The company’s technology, GeneRide, uses strands of DNA to deliver a functioning copy of a faulty gene into cells’ nuclei, prompting natural DNA repair mechanisms to insert the good gene exactly where it belongs in the chromosome. The therapeutic gene becomes part of that cell—and of its daughter cells when it divides—potentially preventing a dilution of effect over time that can occur with other gene therapies.

LogicBio’s lead program, LB-001 to treat the liver disorder methylmalonic acidemia in children age 3 and older, was hit with a delay in February, when the FDA put a hold on the planned clinical trial so the company could address safety-monitoring concerns.

So LogicBio built in a protocol for caregivers to monitor post-treatment safety at home, and it added survival as a secondary endpoint, said LogicBio’s chief operating officer Kyle Chiang, Ph.D., in an interview.
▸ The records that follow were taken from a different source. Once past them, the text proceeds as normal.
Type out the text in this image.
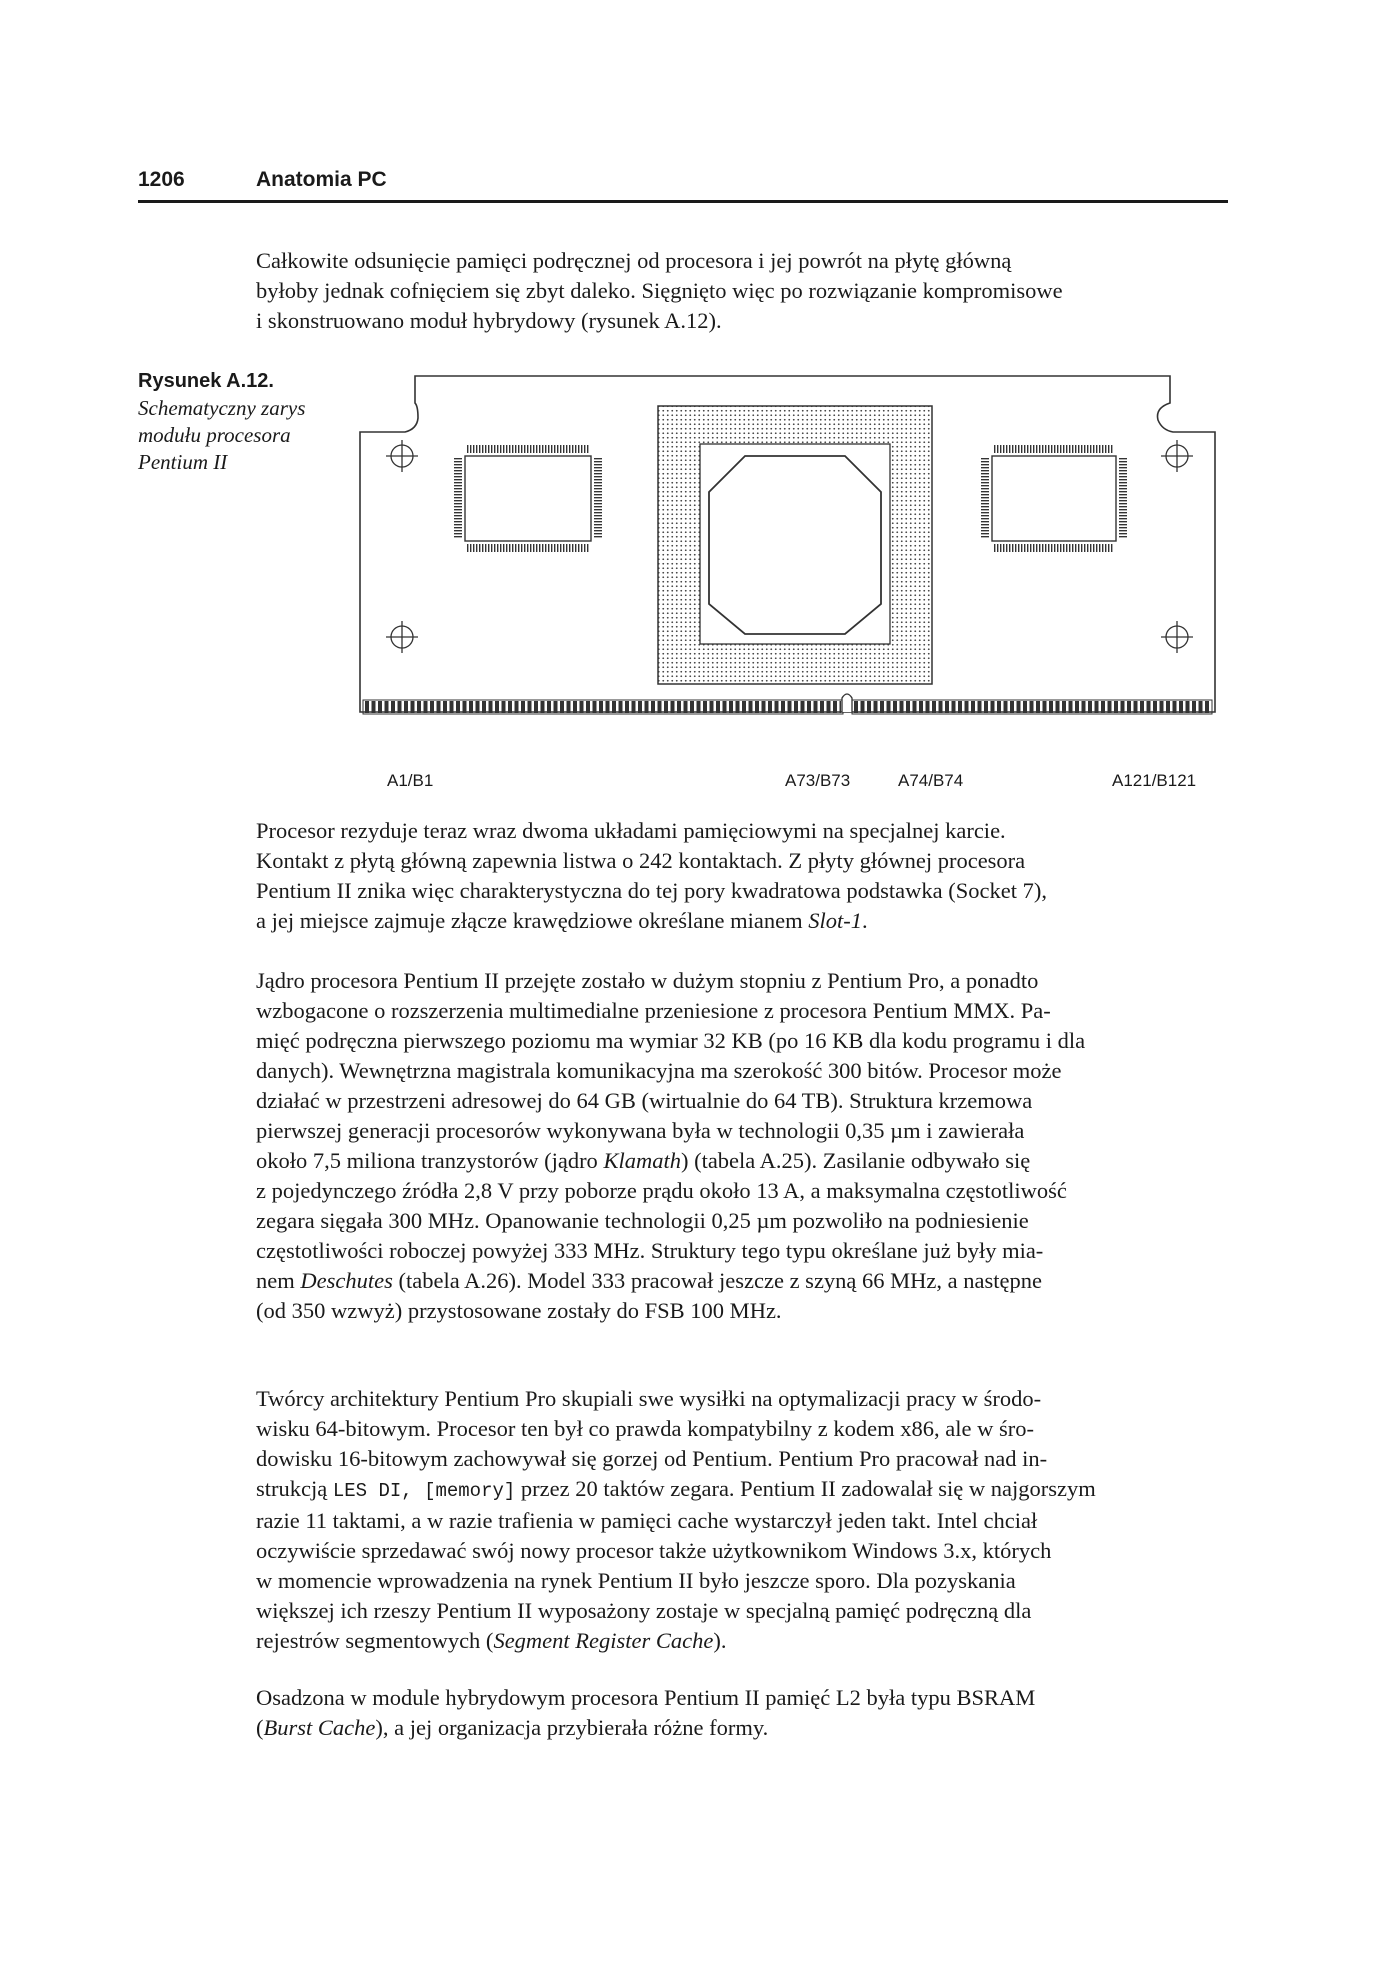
1206	Anatomia PC

Całkowite odsunięcie pamięci podręcznej od procesora i jej powrót na płytę główną

byłoby jednak cofnięciem się zbyt daleko. Sięgnięto więc po rozwiązanie kompromisowe

i skonstruowano moduł hybrydowy (rysunek A.12).

Rysunek A.12.
Schematyczny zarys
modułu procesora
Pentium II
A1/B1	A73/B73	A74/B74	A121/B121

Procesor rezyduje teraz wraz dwoma układami pamięciowymi na specjalnej karcie.

Kontakt z płytą główną zapewnia listwa o 242 kontaktach. Z płyty głównej procesora

Pentium II znika więc charakterystyczna do tej pory kwadratowa podstawka (Socket 7),

a jej miejsce zajmuje złącze krawędziowe określane mianem Slot-1.

Jądro procesora Pentium II przejęte zostało w dużym stopniu z Pentium Pro, a ponadto

wzbogacone o rozszerzenia multimedialne przeniesione z procesora Pentium MMX. Pa-

mięć podręczna pierwszego poziomu ma wymiar 32 KB (po 16 KB dla kodu programu i dla

danych). Wewnętrzna magistrala komunikacyjna ma szerokość 300 bitów. Procesor może

działać w przestrzeni adresowej do 64 GB (wirtualnie do 64 TB). Struktura krzemowa

pierwszej generacji procesorów wykonywana była w technologii 0,35 µm i zawierała

około 7,5 miliona tranzystorów (jądro Klamath) (tabela A.25). Zasilanie odbywało się

z pojedynczego źródła 2,8 V przy poborze prądu około 13 A, a maksymalna częstotliwość

zegara sięgała 300 MHz. Opanowanie technologii 0,25 µm pozwoliło na podniesienie

częstotliwości roboczej powyżej 333 MHz. Struktury tego typu określane już były mia-

nem Deschutes (tabela A.26). Model 333 pracował jeszcze z szyną 66 MHz, a następne

(od 350 wzwyż) przystosowane zostały do FSB 100 MHz.

Twórcy architektury Pentium Pro skupiali swe wysiłki na optymalizacji pracy w środo-

wisku 64-bitowym. Procesor ten był co prawda kompatybilny z kodem x86, ale w śro-

dowisku 16-bitowym zachowywał się gorzej od Pentium. Pentium Pro pracował nad in-

strukcją LES DI, [memory] przez 20 taktów zegara. Pentium II zadowalał się w najgorszym

razie 11 taktami, a w razie trafienia w pamięci cache wystarczył jeden takt. Intel chciał

oczywiście sprzedawać swój nowy procesor także użytkownikom Windows 3.x, których

w momencie wprowadzenia na rynek Pentium II było jeszcze sporo. Dla pozyskania

większej ich rzeszy Pentium II wyposażony zostaje w specjalną pamięć podręczną dla

rejestrów segmentowych (Segment Register Cache).

Osadzona w module hybrydowym procesora Pentium II pamięć L2 była typu BSRAM

(Burst Cache), a jej organizacja przybierała różne formy.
The company hopes to dose the first patient in the trial in early 2021.

BioMarin’s Fuchs predicts that each new development in gene therapy will raise more questions for the FDA—but that the delays won’t prevent the advances from benefiting patients.

“As regulators, it’s not in their DNA to take risks,” Fuchs said. But the quest for gene therapy approvals, he added, “will continue to go well, as regulators get more familiar with the technology and developers generate more and more data.”